私の考えは、新しい歴史の知見により各時代における多様な移民形態を想定しているので、中国人の理解とは少し違っているが、ここでは過去四回ほど大きな中国人の日本への移民の波があったとする一般的な中国人の考えを、まず紹介する。

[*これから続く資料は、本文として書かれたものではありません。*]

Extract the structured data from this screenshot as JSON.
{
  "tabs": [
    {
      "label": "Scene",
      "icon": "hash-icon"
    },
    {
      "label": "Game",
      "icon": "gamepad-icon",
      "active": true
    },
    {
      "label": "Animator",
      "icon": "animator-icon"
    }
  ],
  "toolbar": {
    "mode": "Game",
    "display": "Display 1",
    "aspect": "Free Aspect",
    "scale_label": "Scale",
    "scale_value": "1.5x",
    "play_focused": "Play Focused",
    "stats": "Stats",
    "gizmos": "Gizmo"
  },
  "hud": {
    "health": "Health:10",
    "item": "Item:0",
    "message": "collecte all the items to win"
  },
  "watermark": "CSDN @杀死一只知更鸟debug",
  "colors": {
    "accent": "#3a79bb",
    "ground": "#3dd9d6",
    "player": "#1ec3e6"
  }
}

 それは①秦漢期、②魏晋南北朝期、③隋唐期、④宋明期で大体以下の通りである。

①秦漢期(紀元前3世紀から3世紀まで)
 秦の全国統一に伴う、亡国の支配層や難民、また有名な徐福に代表されるような窮民・野心家たちの朝鮮半島や日本列島への移民。漢武帝が朝鮮を滅ぼし遼東、朝鮮半島に四郡を設置し、そこに多くの漢族が正式に移民したが、一部は様々な目的・理由で更に先の日本列島にある、すでに漢朝廷から印綬を受けたり関係のあった大小の国々に移民した。
②魏晋南北朝期(3世紀から6世紀)
有名な三国志の魏の次の晋が北方民族により古来続いた漢民族の王朝が滅ぼされてから数百年間中国の北半分は様々な異民族に支配され残酷で苛烈な支配により漢民族がその地を離れ大規模に南へ移民した。その一部は東に逃れ、さらにもともと遼東、朝鮮半島にいた漢民族の一部はさら平和な日本へ集団で移民した。彼らの多くは秦始皇帝、漢の皇帝の子孫を自称し、子孫は後に秦氏、漢氏、王氏などとも称された。
③隋唐期(6世紀末から10世紀)
 大唐が強勢である一方で、当時の日本は奴隷社会から封建社会への返還の陣痛期で国力が衰えていたので、中国から日本への移民は前の時期ほど多くはなかったが、遣唐使の帰国とともに来日し日本の朝廷に仕えた沈惟岳、袁晋卿等や鑑真などの仏教僧の来日定住があったし、遣唐使の藤原清河が中国人女性と結婚したような例もあった。

④宋明期(13世紀から17世紀末)
遣唐使の廃止後から元までは政府間の交流はなかったし、大規模に移民し帰化する潮流は基本的に終了していた。モンゴルの宋征服による遺民や南宋温州雁山能仁寺の住持である高僧祖元や明朝の宗室遗民である朱舜水の亡命などの日本への移住はあったが以前に比べれば全く少なかった。その原因の一つは造船技術の進歩により一般民衆も舟に乗り移民できるようになったが、彼らのほとんどは人が少なく気候が良く、移住が簡単な南洋を目的地にするようになったので日本は移住先の選択肢にはなかった。そして日本が徳川幕府の鎖国政策をとることになったので、2000年ほどの日本への移民の歴史は終結した。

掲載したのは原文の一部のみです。